なぜM1 Mac mini の結果が芳しくないのだろうか。その理由がわからない。当初の触れ込みでは、Logic Proにおいて、M1 Macではプラグインを3倍まで同時使用できるのではなかったのか? Appleがデモ用に配布しているビリー・アイリッシュの「Ocean Eyes」プロジェクトでは、確かに、各種プラグインが刺さりまくっている。
それとも、今回のテストのように同一のプラグインを多用すると負荷が大きくなるのか。まあ、「Ocean Eyes」の方は、サンプリング周波数が44.1KHzだったり、半分以上のトラックは、ソフトウェア音源のものだったりするので、条件はかなり異なるのだが……。
サードパーティー製プラグインでは、M1 Macの勝利
それならばと、普段愛用し、前回のPro Toolsの記事でも紹介した「Fabfilter Pro-R」というサードパーティー製のリバーブプラグインとLogic Proの組み合わせで試してみた。こちらの結果は、順当にM1 Macの勝利に終わった。192KHz/24bitのPCMファイルを読み込んだトラックにFabfilter Pro-Rを刺して、トラックを追加していくと、Intel MacBook Pro 2020は、12トラックで再生が止まってしまった。
その一方、M1 Mac miniは、25トラック目でアラートが出て再生が止まった。何度かトラック数を増減して試したが、ほぼ同様の結果だった。こちらは、M1 Mac miniの方が2倍のトラックを処理することができる。ちなみに、Fabfilter Pro-Rは、Universal対応済みだ。つまりこのテストは、全てがUniversal化された環境で実施したことになる。これまでの結果をまとめるとこうなる。
- Logic Pro + Space Designer(純正プラグイン)は、Intel MacBook Pro 2020の圧勝
- Logic Pro + Fabfilter Pro-R(サードパーティー、Universal対応)は、M1 Mac miniの勝利
謎が謎を呼ぶテスト結果に悩む
あまりにも、謎が謎を呼ぶテスト結果に、原稿を書き終わった後も、ずーっと悩んでいる。
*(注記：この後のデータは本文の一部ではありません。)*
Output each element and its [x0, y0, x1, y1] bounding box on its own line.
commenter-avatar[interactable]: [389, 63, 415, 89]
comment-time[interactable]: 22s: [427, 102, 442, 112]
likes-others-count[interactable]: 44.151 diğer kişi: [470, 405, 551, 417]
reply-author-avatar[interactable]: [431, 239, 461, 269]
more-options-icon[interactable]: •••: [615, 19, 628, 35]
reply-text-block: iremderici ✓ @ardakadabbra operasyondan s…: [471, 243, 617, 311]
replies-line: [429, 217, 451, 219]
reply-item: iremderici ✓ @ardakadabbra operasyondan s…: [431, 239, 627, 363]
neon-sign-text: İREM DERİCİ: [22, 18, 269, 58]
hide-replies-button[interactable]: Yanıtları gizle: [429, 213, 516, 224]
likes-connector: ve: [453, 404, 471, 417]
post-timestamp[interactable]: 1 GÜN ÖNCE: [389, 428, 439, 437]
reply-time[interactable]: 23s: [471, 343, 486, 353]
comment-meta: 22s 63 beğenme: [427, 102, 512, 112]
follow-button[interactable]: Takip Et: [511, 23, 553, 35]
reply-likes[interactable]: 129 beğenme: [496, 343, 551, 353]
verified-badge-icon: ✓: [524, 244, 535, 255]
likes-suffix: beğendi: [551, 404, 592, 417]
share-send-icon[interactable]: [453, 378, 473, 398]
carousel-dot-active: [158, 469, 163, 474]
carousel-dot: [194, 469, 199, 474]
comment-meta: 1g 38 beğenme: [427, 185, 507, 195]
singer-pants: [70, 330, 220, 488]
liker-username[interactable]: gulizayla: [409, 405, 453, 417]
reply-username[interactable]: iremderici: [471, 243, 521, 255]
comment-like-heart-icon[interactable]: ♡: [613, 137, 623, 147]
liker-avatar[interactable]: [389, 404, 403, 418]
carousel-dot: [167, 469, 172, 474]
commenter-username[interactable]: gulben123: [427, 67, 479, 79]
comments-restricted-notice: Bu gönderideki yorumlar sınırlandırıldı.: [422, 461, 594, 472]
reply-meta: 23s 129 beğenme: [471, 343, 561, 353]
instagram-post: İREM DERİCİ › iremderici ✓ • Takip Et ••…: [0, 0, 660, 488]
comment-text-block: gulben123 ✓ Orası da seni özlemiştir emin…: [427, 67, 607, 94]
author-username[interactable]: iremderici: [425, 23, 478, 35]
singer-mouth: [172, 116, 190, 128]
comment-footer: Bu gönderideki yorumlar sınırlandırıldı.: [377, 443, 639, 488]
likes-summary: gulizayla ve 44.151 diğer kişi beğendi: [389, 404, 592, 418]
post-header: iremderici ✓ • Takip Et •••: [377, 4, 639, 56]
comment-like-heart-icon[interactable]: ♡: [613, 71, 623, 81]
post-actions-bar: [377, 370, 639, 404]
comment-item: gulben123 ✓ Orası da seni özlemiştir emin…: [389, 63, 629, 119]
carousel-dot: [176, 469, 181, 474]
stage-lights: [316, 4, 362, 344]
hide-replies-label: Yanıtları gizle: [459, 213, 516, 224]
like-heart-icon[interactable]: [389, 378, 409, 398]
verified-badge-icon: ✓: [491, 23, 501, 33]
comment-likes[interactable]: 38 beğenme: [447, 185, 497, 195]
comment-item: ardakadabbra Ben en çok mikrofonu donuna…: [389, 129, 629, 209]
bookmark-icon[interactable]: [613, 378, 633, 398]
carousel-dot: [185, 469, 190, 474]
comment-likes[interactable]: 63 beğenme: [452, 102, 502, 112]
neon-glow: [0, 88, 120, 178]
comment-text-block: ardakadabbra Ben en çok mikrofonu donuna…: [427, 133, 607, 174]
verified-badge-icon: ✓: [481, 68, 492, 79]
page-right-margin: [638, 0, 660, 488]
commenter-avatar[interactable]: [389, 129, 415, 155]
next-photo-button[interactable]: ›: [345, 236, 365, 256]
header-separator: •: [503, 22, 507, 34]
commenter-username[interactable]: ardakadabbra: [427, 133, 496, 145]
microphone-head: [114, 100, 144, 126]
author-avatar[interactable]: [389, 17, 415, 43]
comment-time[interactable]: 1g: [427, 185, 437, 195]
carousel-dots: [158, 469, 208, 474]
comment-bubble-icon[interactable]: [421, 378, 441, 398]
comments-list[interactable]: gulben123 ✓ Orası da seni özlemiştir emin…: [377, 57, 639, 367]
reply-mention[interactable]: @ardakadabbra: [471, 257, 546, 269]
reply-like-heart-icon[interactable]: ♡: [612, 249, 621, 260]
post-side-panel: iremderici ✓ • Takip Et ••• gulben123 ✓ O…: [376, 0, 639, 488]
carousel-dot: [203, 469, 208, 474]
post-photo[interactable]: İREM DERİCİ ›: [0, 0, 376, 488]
ただ、この結果を受けて、筆者としてふと我に返った側面がある。前回と前々回のコラムでは、何かに浮かれるように「M1 Macすごい! サイコー!」という前提で検証を実施していた自分が存在したのではないか。それが要因で、「M1 Macすごい」という結論に都合の良い事実をチェリーピッキング的に積み重ねることになってはいないだろうか。
今回、筆者は、約8万円を支払って、互換性やパフォーマンスの面で未知なる新製品を購入するというリスクを負った。その選択が正しかったことを無意識下で自己肯定する過程で、偏向的思考でM1 Macに接していた可能性を完全否定する自信はない。
もちろん、前回や今回の検証結果が、真実であることに一点の曇りはない。ただ、今回のテスト結果を受け、今後、このような記事を書くことに対し、冷静な目で接する必要を痛感した。
それと同時に次のような考えも浮かんだ。筆者のように1980年代からMacを使い続けていると、米Motorola製CPU「MC68000」系からPowerPCへの移行、そして、PowerPCからIntel製CPUへの移行と、2度の大変革を経験している。その変革期において、一般ユーザーや、ソフトウェア開発者は、程度の差こそあれ、アーキテクチャの変更による機会損失や金銭的なリスクを受諾してきた。
今回、Appleは2年の移行期間を設けるとアナウンスしているが、場合によっては、ソフトウェアや周辺機器の買い替えといった対応を迫られる可能性はゼロではない。そのような事態に直面したときでも、Appleには「Apple Siliconに移行してよかったね」と言われるような施策を引き続きお願いしたいものだ。
次回は、M1 Macにおける、サンプリング型のソフトウェア音源と、モデリング型の音源についての雑感や、諸々の話題について語る予定だ。